3. **Layer Reduction**:
- Models at 200 MB (XTC-BERT, TinyBERT, MiniLMv2) use fewer layers (L=5–6) but achieve higher scores than smaller models. This suggests layer reduction (e.g., L=12 → L=6) may optimize performance without sacrificing accuracy.
4. **Anomalies**:
- TernaryTinyBERT (32 MB, 82.3) underperforms TernaryBERT (32 MB, 82.7) despite similar size, possibly due to differences in quantization or architecture.
---
### Interpretation
The chart demonstrates that **larger models (200 MB)** with fewer layers (L=5–6) and 1-bit quantization outperform smaller models (8–32 MB) with more layers (L=12) and lower quantization (1–2-bit). This suggests:
- **Quantization** (1-bit vs. 2-bit) improves performance but increases size.

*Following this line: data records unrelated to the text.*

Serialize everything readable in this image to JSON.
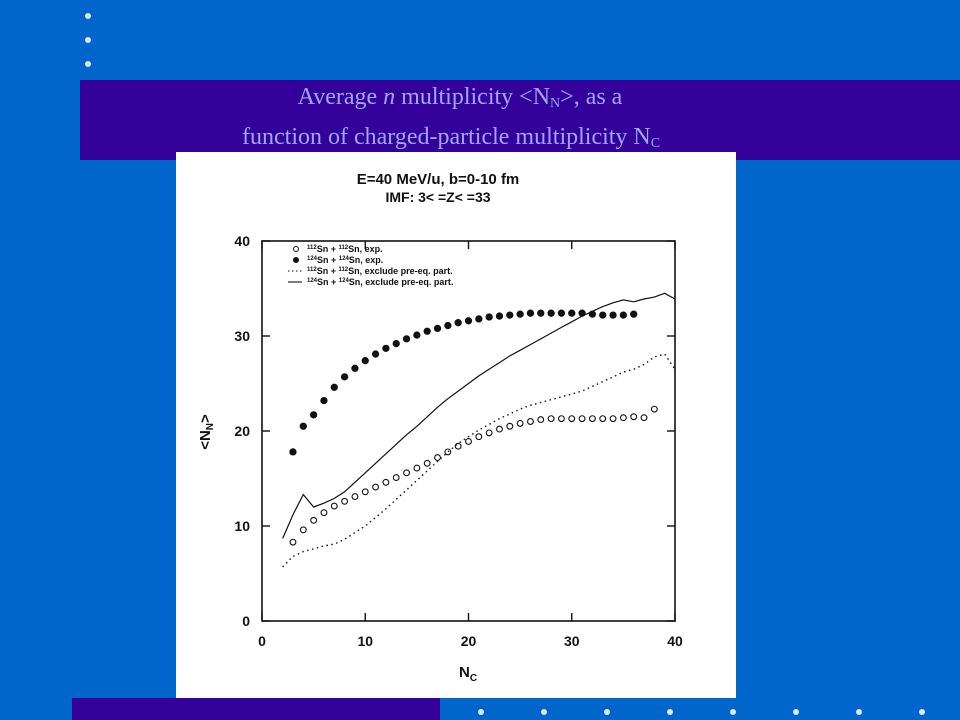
{
  "slide": {
    "title_line1_pre": "Average ",
    "title_line1_italic": "n",
    "title_line1_mid": " multiplicity <N",
    "title_line1_sub": "N",
    "title_line1_post": ">,  as a",
    "title_line2_main": "function of charged-particle multiplicity N",
    "title_line2_sub": "C",
    "colors": {
      "background": "#0066cc",
      "band": "#330099",
      "title_text": "#9fa8ff"
    }
  },
  "chart_data": {
    "type": "scatter",
    "title": "E=40 MeV/u, b=0-10 fm",
    "subtitle": "IMF: 3< =Z< =33",
    "xlabel_main": "N",
    "xlabel_sub": "C",
    "ylabel_main": "<N",
    "ylabel_sub": "N",
    "ylabel_post": ">",
    "xlim": [
      0,
      40
    ],
    "ylim": [
      0,
      40
    ],
    "x_ticks": [
      "0",
      "10",
      "20",
      "30",
      "40"
    ],
    "y_ticks": [
      "0",
      "10",
      "20",
      "30",
      "40"
    ],
    "legend_position": "top-left",
    "series": [
      {
        "name": "112Sn+112Sn exp.",
        "name_sup1": "112",
        "name_a": "Sn + ",
        "name_sup2": "112",
        "name_b": "Sn, exp.",
        "marker": "open-circle",
        "x": [
          3,
          4,
          5,
          6,
          7,
          8,
          9,
          10,
          11,
          12,
          13,
          14,
          15,
          16,
          17,
          18,
          19,
          20,
          21,
          22,
          23,
          24,
          25,
          26,
          27,
          28,
          29,
          30,
          31,
          32,
          33,
          34,
          35,
          36,
          37,
          38
        ],
        "y": [
          8.3,
          9.6,
          10.6,
          11.4,
          12.1,
          12.6,
          13.1,
          13.6,
          14.1,
          14.6,
          15.1,
          15.6,
          16.1,
          16.6,
          17.2,
          17.8,
          18.4,
          18.9,
          19.4,
          19.8,
          20.2,
          20.5,
          20.8,
          21,
          21.2,
          21.3,
          21.3,
          21.3,
          21.3,
          21.3,
          21.3,
          21.3,
          21.4,
          21.5,
          21.4,
          22.3
        ]
      },
      {
        "name": "124Sn+124Sn exp.",
        "name_sup1": "124",
        "name_a": "Sn + ",
        "name_sup2": "124",
        "name_b": "Sn, exp.",
        "marker": "filled-circle",
        "x": [
          3,
          4,
          5,
          6,
          7,
          8,
          9,
          10,
          11,
          12,
          13,
          14,
          15,
          16,
          17,
          18,
          19,
          20,
          21,
          22,
          23,
          24,
          25,
          26,
          27,
          28,
          29,
          30,
          31,
          32,
          33,
          34,
          35,
          36
        ],
        "y": [
          17.8,
          20.5,
          21.7,
          23.2,
          24.6,
          25.7,
          26.6,
          27.4,
          28.1,
          28.7,
          29.2,
          29.7,
          30.1,
          30.5,
          30.8,
          31.1,
          31.4,
          31.6,
          31.8,
          32,
          32.1,
          32.2,
          32.3,
          32.4,
          32.4,
          32.4,
          32.4,
          32.4,
          32.4,
          32.3,
          32.2,
          32.2,
          32.2,
          32.3
        ]
      },
      {
        "name": "112Sn+112Sn exclude pre-eq. part.",
        "name_sup1": "112",
        "name_a": "Sn + ",
        "name_sup2": "112",
        "name_b": "Sn, exclude pre-eq. part.",
        "marker": "dotted-line",
        "x": [
          2,
          3,
          4,
          5,
          6,
          7,
          8,
          9,
          10,
          11,
          12,
          13,
          14,
          15,
          16,
          17,
          18,
          19,
          20,
          21,
          22,
          23,
          24,
          25,
          26,
          27,
          28,
          29,
          30,
          31,
          32,
          33,
          34,
          35,
          36,
          37,
          38,
          39,
          40
        ],
        "y": [
          5.7,
          6.8,
          7.3,
          7.6,
          7.9,
          8.1,
          8.6,
          9.3,
          10,
          10.9,
          11.8,
          12.8,
          13.8,
          14.8,
          15.8,
          16.8,
          17.8,
          18.7,
          19.4,
          20.1,
          20.7,
          21.3,
          21.8,
          22.3,
          22.7,
          23,
          23.3,
          23.6,
          23.9,
          24.2,
          24.7,
          25.2,
          25.7,
          26.2,
          26.5,
          27,
          27.8,
          28.1,
          26.5
        ]
      },
      {
        "name": "124Sn+124Sn exclude pre-eq. part.",
        "name_sup1": "124",
        "name_a": "Sn + ",
        "name_sup2": "124",
        "name_b": "Sn, exclude pre-eq. part.",
        "marker": "solid-line",
        "x": [
          2,
          3,
          4,
          5,
          6,
          7,
          8,
          9,
          10,
          11,
          12,
          13,
          14,
          15,
          16,
          17,
          18,
          19,
          20,
          21,
          22,
          23,
          24,
          25,
          26,
          27,
          28,
          29,
          30,
          31,
          32,
          33,
          34,
          35,
          36,
          37,
          38,
          39,
          40
        ],
        "y": [
          8.7,
          11.2,
          13.3,
          12,
          12.4,
          12.9,
          13.6,
          14.6,
          15.6,
          16.6,
          17.6,
          18.6,
          19.6,
          20.5,
          21.5,
          22.5,
          23.4,
          24.2,
          25,
          25.8,
          26.5,
          27.2,
          27.9,
          28.5,
          29.1,
          29.7,
          30.3,
          30.9,
          31.5,
          32.1,
          32.6,
          33.1,
          33.5,
          33.8,
          33.6,
          33.9,
          34.1,
          34.5,
          33.9
        ]
      }
    ]
  }
}
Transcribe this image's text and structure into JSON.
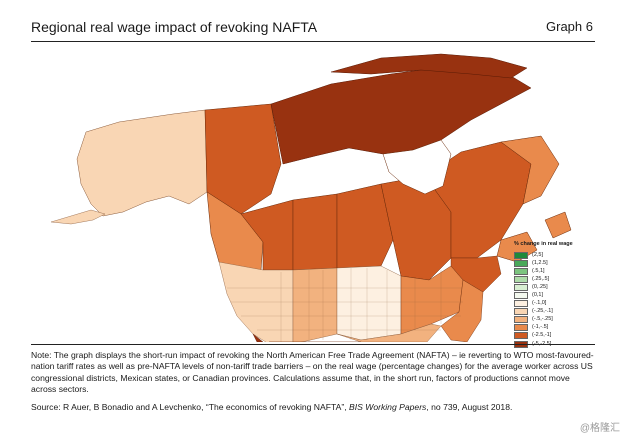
{
  "header": {
    "title": "Regional real wage impact of revoking NAFTA",
    "graph_label": "Graph 6"
  },
  "legend": {
    "title": "% change in real wage",
    "items": [
      {
        "label": "(2,5]",
        "color": "#1e8a3a"
      },
      {
        "label": "(1,2.5]",
        "color": "#4aa95a"
      },
      {
        "label": "(.5,1]",
        "color": "#7cc47f"
      },
      {
        "label": "(.25,.5]",
        "color": "#aedba9"
      },
      {
        "label": "(0,.25]",
        "color": "#d8efd2"
      },
      {
        "label": "(0,1]",
        "color": "#f4f9ef"
      },
      {
        "label": "(-.1,0]",
        "color": "#fdf0e1"
      },
      {
        "label": "(-.25,-.1]",
        "color": "#f9d6b4"
      },
      {
        "label": "(-.5,-.25]",
        "color": "#f2b27f"
      },
      {
        "label": "(-1,-.5]",
        "color": "#e98a4c"
      },
      {
        "label": "(-2.5,-1]",
        "color": "#cf5a22"
      },
      {
        "label": "(-5,-2.5]",
        "color": "#983210"
      }
    ]
  },
  "note": {
    "text": "Note: The graph displays the short-run impact of revoking the North American Free Trade Agreement (NAFTA) – ie reverting to WTO most-favoured-nation tariff rates as well as pre-NAFTA levels of non-tariff trade barriers – on the real wage (percentage changes) for the average worker across US congressional districts, Mexican states, or Canadian provinces. Calculations assume that, in the short run, factors of productions cannot move across sectors."
  },
  "source": {
    "prefix": "Source: R Auer, B Bonadio and A Levchenko, “The economics of revoking NAFTA”, ",
    "series": "BIS Working Papers",
    "suffix": ", no 739, August 2018."
  },
  "watermark": "@格隆汇"
}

- **Layer reduction** (L=12 → L=6) may enhance efficiency without significant accuracy loss.
- The **orange line** (XTC-BERT*) highlights a trade-off: increasing size via quantization boosts performance but requires more resources.
The data underscores the balance between model complexity (size, layers) and efficiency (quantization) in achieving optimal GLUE task performance.